Samstag Nachmittag im Carrefour Supermarkt an der Athener Kifissias-Allee: punkt 18.00 Uhr stürmen militante Gewerkschafter das Geschäft.

Samstag Nachmittag im Carrefour Supermarkt an der Athener Kifissias-Allee: punkt 18.00 Uhr stürmen militante Gewerkschafter das Geschäft. Schreiend und wild gestikulierend versuchen die überwiegend unrasierten und etwas schmuddelig wirkenden Funktionäre, die Kunden nach draußen zu treiben. Es gibt Handgemenge, kommt zu Rangeleien. Ein Rentner versucht sich mit seinem Einkaufswagen einen Weg durch die Phalanx der Arbeitnehmervertreter zu bahnen. "Ich will doch nur einkaufen", ruft der alte Mann mit hochrotem Kopf immer wieder. Aber die Gewerkschafter, die mit Transparenten und Megaphonen angerückt sind, kennen keine Gnade: "Raus hier Alter, der Laden ist geschlossen!"

Die Kunden hatten eigentlich gehofft, endlich mal länger shoppen zu können. Bis 20.00 Uhr sollten die Geschäfte am Samstag geöffnet sein. Das war die Premiere der neuen Ladenschluss-Regelungen, die Griechenlands konservative Regierung kürzlich durchs Parlament brachte. Werktags können die Läden danach von acht bis 21.00 Uhr öffnen, eine Stunde länger als bisher, Samstags bis 20.00 statt 18.00 Uhr. Wohlgemerkt: sie können, müssen aber nicht. Jeder Ladeninhaber, ausgenommen die Apotheker, darf selbst entscheiden, wann er auf und zumacht.

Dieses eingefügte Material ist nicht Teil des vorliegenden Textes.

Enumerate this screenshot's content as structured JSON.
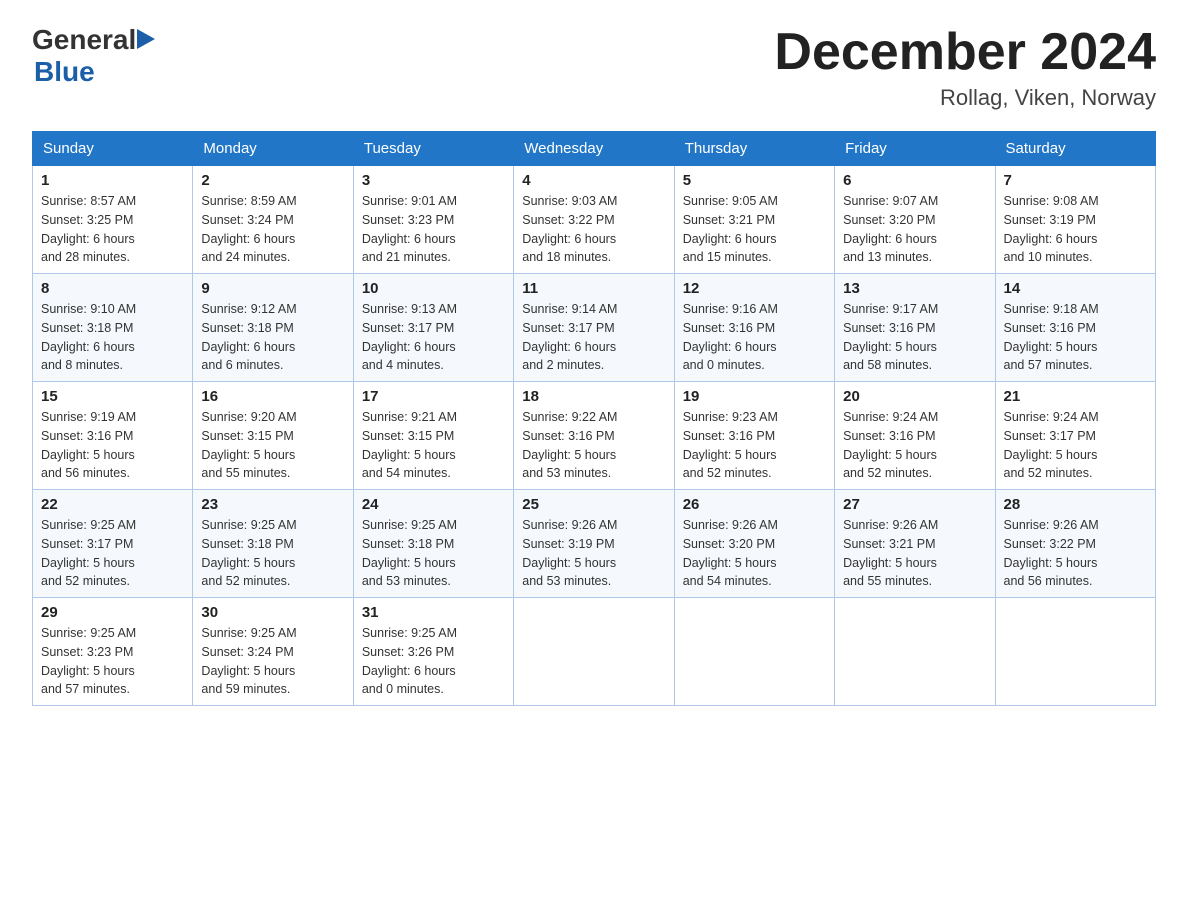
{
  "header": {
    "logo_general": "General",
    "logo_blue": "Blue",
    "title": "December 2024",
    "subtitle": "Rollag, Viken, Norway"
  },
  "weekdays": [
    "Sunday",
    "Monday",
    "Tuesday",
    "Wednesday",
    "Thursday",
    "Friday",
    "Saturday"
  ],
  "weeks": [
    [
      {
        "day": "1",
        "sunrise": "8:57 AM",
        "sunset": "3:25 PM",
        "daylight": "6 hours and 28 minutes."
      },
      {
        "day": "2",
        "sunrise": "8:59 AM",
        "sunset": "3:24 PM",
        "daylight": "6 hours and 24 minutes."
      },
      {
        "day": "3",
        "sunrise": "9:01 AM",
        "sunset": "3:23 PM",
        "daylight": "6 hours and 21 minutes."
      },
      {
        "day": "4",
        "sunrise": "9:03 AM",
        "sunset": "3:22 PM",
        "daylight": "6 hours and 18 minutes."
      },
      {
        "day": "5",
        "sunrise": "9:05 AM",
        "sunset": "3:21 PM",
        "daylight": "6 hours and 15 minutes."
      },
      {
        "day": "6",
        "sunrise": "9:07 AM",
        "sunset": "3:20 PM",
        "daylight": "6 hours and 13 minutes."
      },
      {
        "day": "7",
        "sunrise": "9:08 AM",
        "sunset": "3:19 PM",
        "daylight": "6 hours and 10 minutes."
      }
    ],
    [
      {
        "day": "8",
        "sunrise": "9:10 AM",
        "sunset": "3:18 PM",
        "daylight": "6 hours and 8 minutes."
      },
      {
        "day": "9",
        "sunrise": "9:12 AM",
        "sunset": "3:18 PM",
        "daylight": "6 hours and 6 minutes."
      },
      {
        "day": "10",
        "sunrise": "9:13 AM",
        "sunset": "3:17 PM",
        "daylight": "6 hours and 4 minutes."
      },
      {
        "day": "11",
        "sunrise": "9:14 AM",
        "sunset": "3:17 PM",
        "daylight": "6 hours and 2 minutes."
      },
      {
        "day": "12",
        "sunrise": "9:16 AM",
        "sunset": "3:16 PM",
        "daylight": "6 hours and 0 minutes."
      },
      {
        "day": "13",
        "sunrise": "9:17 AM",
        "sunset": "3:16 PM",
        "daylight": "5 hours and 58 minutes."
      },
      {
        "day": "14",
        "sunrise": "9:18 AM",
        "sunset": "3:16 PM",
        "daylight": "5 hours and 57 minutes."
      }
    ],
    [
      {
        "day": "15",
        "sunrise": "9:19 AM",
        "sunset": "3:16 PM",
        "daylight": "5 hours and 56 minutes."
      },
      {
        "day": "16",
        "sunrise": "9:20 AM",
        "sunset": "3:15 PM",
        "daylight": "5 hours and 55 minutes."
      },
      {
        "day": "17",
        "sunrise": "9:21 AM",
        "sunset": "3:15 PM",
        "daylight": "5 hours and 54 minutes."
      },
      {
        "day": "18",
        "sunrise": "9:22 AM",
        "sunset": "3:16 PM",
        "daylight": "5 hours and 53 minutes."
      },
      {
        "day": "19",
        "sunrise": "9:23 AM",
        "sunset": "3:16 PM",
        "daylight": "5 hours and 52 minutes."
      },
      {
        "day": "20",
        "sunrise": "9:24 AM",
        "sunset": "3:16 PM",
        "daylight": "5 hours and 52 minutes."
      },
      {
        "day": "21",
        "sunrise": "9:24 AM",
        "sunset": "3:17 PM",
        "daylight": "5 hours and 52 minutes."
      }
    ],
    [
      {
        "day": "22",
        "sunrise": "9:25 AM",
        "sunset": "3:17 PM",
        "daylight": "5 hours and 52 minutes."
      },
      {
        "day": "23",
        "sunrise": "9:25 AM",
        "sunset": "3:18 PM",
        "daylight": "5 hours and 52 minutes."
      },
      {
        "day": "24",
        "sunrise": "9:25 AM",
        "sunset": "3:18 PM",
        "daylight": "5 hours and 53 minutes."
      },
      {
        "day": "25",
        "sunrise": "9:26 AM",
        "sunset": "3:19 PM",
        "daylight": "5 hours and 53 minutes."
      },
      {
        "day": "26",
        "sunrise": "9:26 AM",
        "sunset": "3:20 PM",
        "daylight": "5 hours and 54 minutes."
      },
      {
        "day": "27",
        "sunrise": "9:26 AM",
        "sunset": "3:21 PM",
        "daylight": "5 hours and 55 minutes."
      },
      {
        "day": "28",
        "sunrise": "9:26 AM",
        "sunset": "3:22 PM",
        "daylight": "5 hours and 56 minutes."
      }
    ],
    [
      {
        "day": "29",
        "sunrise": "9:25 AM",
        "sunset": "3:23 PM",
        "daylight": "5 hours and 57 minutes."
      },
      {
        "day": "30",
        "sunrise": "9:25 AM",
        "sunset": "3:24 PM",
        "daylight": "5 hours and 59 minutes."
      },
      {
        "day": "31",
        "sunrise": "9:25 AM",
        "sunset": "3:26 PM",
        "daylight": "6 hours and 0 minutes."
      },
      null,
      null,
      null,
      null
    ]
  ],
  "labels": {
    "sunrise": "Sunrise:",
    "sunset": "Sunset:",
    "daylight": "Daylight:"
  }
}
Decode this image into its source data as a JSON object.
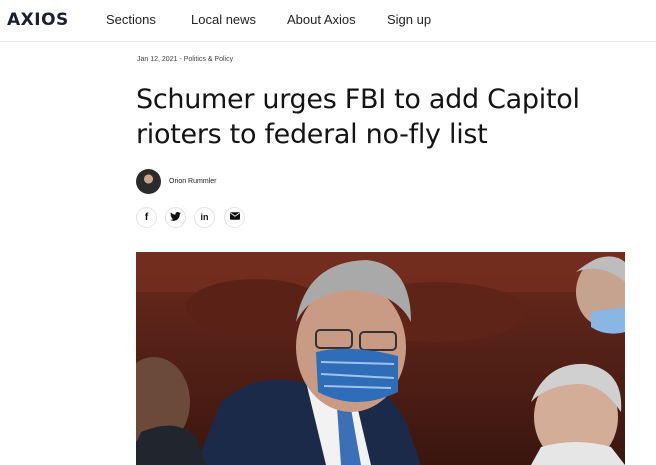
{
  "brand": {
    "logo_text": "AXIOS"
  },
  "nav": {
    "items": [
      {
        "label": "Sections"
      },
      {
        "label": "Local news"
      },
      {
        "label": "About Axios"
      },
      {
        "label": "Sign up"
      }
    ]
  },
  "article": {
    "meta": "Jan 12, 2021 - Politics & Policy",
    "headline": "Schumer urges FBI to add Capitol rioters to federal no-fly list",
    "author": "Orion Rummler"
  },
  "share": {
    "icons": [
      "facebook-icon",
      "twitter-icon",
      "linkedin-icon",
      "email-icon"
    ],
    "glyphs": [
      "f",
      "❚",
      "in",
      "✉"
    ]
  },
  "hero": {
    "icon": "hero-photo"
  }
}
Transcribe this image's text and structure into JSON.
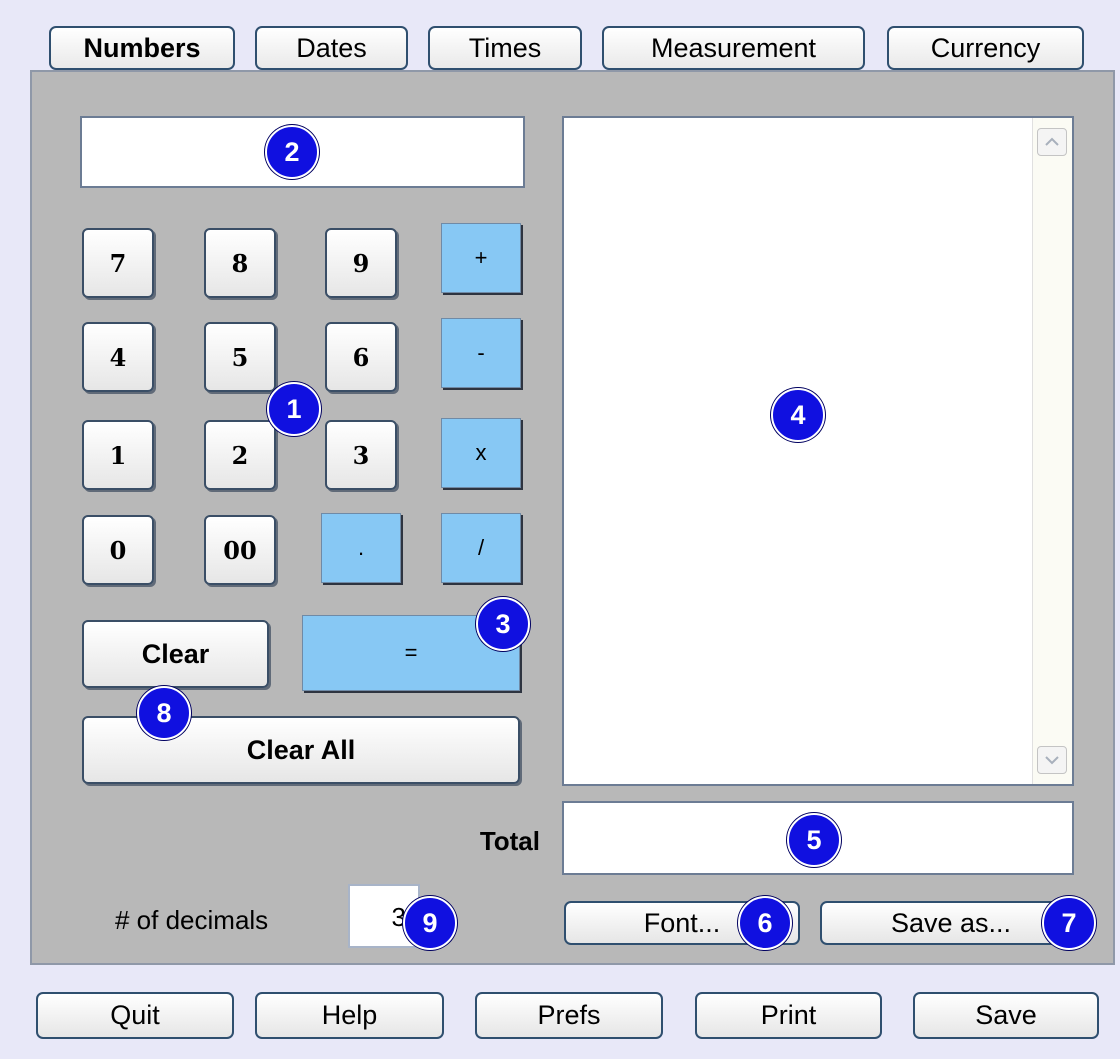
{
  "tabs": [
    "Numbers",
    "Dates",
    "Times",
    "Measurement",
    "Currency"
  ],
  "keypad": {
    "row1": [
      "7",
      "8",
      "9",
      "+"
    ],
    "row2": [
      "4",
      "5",
      "6",
      "-"
    ],
    "row3": [
      "1",
      "2",
      "3",
      "x"
    ],
    "row4": [
      "0",
      "00",
      ".",
      "/"
    ]
  },
  "buttons": {
    "clear": "Clear",
    "equals": "=",
    "clear_all": "Clear All",
    "font": "Font...",
    "save_as": "Save as..."
  },
  "labels": {
    "total": "Total",
    "decimals": "# of decimals"
  },
  "inputs": {
    "display": "",
    "total": "",
    "decimals": "3"
  },
  "bottom": [
    "Quit",
    "Help",
    "Prefs",
    "Print",
    "Save"
  ],
  "badges": [
    "1",
    "2",
    "3",
    "4",
    "5",
    "6",
    "7",
    "8",
    "9"
  ],
  "colors": {
    "background": "#e8e8f8",
    "panel": "#b8b8b8",
    "operator": "#87c8f4",
    "badge": "#1010e0"
  }
}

Die Regierung verspricht sich von den verlängerten Öffnungszeiten mehr Konsum, also Wirtschaftswachstum, und die Schaffung neuer Arbeitsplätze im Einzelhandel. Doch das geht den Gewerkschaften gegen den Strich. Sie wollen weder längere Ladenöffnungszeiten noch flexiblere Arbeitszeiten, und von Teilzeitjobs halten die Funktionäre ohnehin nichts. Ihre Strategie ist auf Sicherung der Besitzstände ausgerichtet, selbst wenn das Arbeitsplätze kostet und Beschäftigungslosen die Rückkehr ins Arbeitsleben versperrt. Das kommt manchem aus Deutschland sicher bekannt vor.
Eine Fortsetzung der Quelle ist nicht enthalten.